Abstractness and Concretenes: Using the Linguistic Category Model (LCM), we measured the abstractness of language in each forum type. Accessibility forums scored lower on abstractness, indicating a preference for concrete language, which is easier for users with visual impairments to process via screen readers. This approach helps ensure clarity, as visually impaired users benefit from descriptive, concrete terms that guide them through specific tasks rather than abstract concepts.
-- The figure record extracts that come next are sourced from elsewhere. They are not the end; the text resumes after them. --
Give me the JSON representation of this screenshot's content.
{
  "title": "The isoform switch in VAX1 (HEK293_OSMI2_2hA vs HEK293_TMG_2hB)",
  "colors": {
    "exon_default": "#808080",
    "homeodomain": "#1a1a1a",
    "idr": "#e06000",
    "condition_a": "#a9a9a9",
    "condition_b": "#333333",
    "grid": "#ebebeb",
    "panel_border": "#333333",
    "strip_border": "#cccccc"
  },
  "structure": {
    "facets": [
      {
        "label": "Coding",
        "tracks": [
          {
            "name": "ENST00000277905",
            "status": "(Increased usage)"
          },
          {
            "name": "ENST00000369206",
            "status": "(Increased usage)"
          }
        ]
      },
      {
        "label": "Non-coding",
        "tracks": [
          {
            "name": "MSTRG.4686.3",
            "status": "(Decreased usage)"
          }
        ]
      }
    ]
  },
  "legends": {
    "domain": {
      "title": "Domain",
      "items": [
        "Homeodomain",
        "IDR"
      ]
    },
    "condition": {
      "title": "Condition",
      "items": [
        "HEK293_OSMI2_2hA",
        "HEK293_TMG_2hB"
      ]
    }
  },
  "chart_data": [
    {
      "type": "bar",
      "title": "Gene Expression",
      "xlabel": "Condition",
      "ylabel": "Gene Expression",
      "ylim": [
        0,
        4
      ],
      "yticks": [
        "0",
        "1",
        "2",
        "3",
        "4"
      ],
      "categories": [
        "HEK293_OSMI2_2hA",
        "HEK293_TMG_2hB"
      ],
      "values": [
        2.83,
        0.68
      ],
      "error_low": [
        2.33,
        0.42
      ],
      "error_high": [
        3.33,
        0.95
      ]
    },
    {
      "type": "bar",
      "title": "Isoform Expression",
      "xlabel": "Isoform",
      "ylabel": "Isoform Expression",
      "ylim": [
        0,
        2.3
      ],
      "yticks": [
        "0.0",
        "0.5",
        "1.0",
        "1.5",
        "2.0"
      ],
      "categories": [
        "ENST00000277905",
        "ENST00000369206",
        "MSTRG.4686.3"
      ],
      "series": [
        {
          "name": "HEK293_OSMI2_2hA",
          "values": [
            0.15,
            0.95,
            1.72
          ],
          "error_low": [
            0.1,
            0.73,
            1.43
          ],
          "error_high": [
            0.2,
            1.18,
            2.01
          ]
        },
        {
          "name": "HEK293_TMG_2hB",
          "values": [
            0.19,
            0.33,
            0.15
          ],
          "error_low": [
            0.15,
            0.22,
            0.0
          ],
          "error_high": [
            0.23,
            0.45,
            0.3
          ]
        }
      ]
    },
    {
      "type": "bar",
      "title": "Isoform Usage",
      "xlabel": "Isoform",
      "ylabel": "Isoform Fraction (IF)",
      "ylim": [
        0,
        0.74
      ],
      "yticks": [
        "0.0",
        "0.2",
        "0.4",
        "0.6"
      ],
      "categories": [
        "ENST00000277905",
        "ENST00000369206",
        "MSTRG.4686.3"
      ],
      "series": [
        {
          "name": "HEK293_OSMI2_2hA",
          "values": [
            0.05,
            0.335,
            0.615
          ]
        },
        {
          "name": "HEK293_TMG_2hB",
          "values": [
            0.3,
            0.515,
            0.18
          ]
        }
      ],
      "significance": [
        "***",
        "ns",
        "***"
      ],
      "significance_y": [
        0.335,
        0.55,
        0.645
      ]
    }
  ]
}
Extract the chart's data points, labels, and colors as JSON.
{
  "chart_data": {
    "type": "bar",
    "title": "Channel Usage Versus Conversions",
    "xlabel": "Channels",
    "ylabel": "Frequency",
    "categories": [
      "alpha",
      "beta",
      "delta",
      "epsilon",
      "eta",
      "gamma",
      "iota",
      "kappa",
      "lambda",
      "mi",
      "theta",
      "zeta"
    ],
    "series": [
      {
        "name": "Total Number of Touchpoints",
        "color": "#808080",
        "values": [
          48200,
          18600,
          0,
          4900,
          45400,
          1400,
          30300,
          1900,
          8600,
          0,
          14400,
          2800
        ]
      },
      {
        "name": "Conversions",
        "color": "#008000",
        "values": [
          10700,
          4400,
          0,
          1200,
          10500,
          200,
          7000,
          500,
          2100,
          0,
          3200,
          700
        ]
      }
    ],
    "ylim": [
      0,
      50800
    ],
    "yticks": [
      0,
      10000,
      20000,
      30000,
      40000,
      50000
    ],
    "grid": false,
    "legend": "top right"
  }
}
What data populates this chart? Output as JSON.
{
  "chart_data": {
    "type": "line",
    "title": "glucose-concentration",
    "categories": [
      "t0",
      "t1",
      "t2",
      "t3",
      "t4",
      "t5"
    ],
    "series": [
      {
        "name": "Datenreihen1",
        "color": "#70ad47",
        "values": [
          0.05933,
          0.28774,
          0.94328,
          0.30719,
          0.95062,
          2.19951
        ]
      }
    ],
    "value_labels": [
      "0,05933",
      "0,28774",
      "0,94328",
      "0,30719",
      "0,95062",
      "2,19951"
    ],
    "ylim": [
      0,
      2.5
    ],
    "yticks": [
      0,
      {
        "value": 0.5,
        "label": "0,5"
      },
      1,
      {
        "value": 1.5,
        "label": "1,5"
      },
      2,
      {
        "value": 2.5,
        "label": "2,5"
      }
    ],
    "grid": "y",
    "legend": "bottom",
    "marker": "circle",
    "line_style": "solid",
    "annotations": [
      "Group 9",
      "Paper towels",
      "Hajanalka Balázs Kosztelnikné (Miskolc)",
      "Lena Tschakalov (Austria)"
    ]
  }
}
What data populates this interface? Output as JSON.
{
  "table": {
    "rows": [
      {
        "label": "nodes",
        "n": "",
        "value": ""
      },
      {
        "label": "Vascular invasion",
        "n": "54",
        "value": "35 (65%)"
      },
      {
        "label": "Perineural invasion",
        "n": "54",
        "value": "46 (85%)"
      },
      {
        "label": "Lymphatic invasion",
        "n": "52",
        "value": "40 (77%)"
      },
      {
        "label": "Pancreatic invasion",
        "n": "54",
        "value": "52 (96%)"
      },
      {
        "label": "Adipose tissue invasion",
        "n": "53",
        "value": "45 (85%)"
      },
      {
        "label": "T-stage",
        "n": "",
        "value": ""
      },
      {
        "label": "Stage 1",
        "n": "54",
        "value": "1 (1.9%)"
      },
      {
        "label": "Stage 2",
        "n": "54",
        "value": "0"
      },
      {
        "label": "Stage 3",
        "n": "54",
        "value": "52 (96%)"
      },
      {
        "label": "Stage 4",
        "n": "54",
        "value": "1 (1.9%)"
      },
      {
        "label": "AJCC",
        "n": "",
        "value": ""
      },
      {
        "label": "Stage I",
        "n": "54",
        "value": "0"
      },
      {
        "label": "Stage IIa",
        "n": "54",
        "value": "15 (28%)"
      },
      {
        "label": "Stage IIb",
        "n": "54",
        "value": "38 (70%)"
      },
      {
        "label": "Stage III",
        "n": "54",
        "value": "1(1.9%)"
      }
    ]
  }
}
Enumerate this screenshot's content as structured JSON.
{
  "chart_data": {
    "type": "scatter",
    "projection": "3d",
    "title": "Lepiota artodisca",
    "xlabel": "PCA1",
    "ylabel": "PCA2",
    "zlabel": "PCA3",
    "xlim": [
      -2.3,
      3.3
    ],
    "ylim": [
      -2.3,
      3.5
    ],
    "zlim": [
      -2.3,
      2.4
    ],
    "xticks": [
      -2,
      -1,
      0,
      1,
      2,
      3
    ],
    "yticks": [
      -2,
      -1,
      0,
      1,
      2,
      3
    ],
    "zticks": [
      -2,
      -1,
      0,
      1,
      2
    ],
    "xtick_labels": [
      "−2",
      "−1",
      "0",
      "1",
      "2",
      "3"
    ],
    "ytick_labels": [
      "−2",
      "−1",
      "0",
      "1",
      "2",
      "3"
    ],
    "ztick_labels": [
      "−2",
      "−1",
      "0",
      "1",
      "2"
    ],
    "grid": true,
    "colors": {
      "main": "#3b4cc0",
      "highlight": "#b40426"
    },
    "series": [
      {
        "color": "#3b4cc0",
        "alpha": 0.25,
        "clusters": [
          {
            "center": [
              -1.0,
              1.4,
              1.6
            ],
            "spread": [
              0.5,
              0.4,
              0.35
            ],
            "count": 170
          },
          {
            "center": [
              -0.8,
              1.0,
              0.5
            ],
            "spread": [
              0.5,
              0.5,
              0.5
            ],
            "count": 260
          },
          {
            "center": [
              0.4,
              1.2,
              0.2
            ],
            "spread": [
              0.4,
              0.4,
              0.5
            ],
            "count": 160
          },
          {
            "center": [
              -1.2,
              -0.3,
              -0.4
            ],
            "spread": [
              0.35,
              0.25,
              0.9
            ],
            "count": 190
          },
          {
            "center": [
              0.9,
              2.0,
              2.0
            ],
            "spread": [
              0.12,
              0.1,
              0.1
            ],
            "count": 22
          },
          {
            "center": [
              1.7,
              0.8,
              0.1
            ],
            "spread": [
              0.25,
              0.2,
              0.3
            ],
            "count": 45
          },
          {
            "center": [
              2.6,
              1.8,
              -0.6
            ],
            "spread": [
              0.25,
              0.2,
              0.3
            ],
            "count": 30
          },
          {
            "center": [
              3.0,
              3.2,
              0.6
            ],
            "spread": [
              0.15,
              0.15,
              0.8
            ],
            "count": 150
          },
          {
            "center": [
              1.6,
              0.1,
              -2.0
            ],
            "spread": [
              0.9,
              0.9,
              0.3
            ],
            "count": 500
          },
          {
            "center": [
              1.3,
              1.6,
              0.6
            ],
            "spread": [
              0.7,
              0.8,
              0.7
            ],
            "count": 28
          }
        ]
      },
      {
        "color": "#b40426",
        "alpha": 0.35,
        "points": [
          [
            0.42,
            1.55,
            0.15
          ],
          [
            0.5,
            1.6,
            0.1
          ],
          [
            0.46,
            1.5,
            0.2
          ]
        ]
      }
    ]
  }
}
Temporal References: Accessibility forum posts frequently referenced past actions, with a notable focus on resolving issues encountered in previous experiences. Terms like "yesterday,""previous," or "earlier" were more prevalent, reflecting the asynchronous nature of accessibility discussions where users may address older issues raised by others. In contrast, general forums leaned toward present-focused language, often dealing with ongoing or real-time discussions.
Conclusion
References
N Venkatraman, A Aiyer, Y Prakash, V Ashok, You Shall Know a Forum by the Words they Keep: Analyzing Language Use in Accessibility Forums for Blind Users, Proceedings of the 35th ACM Conference on Hypertext and Social Media, 2024.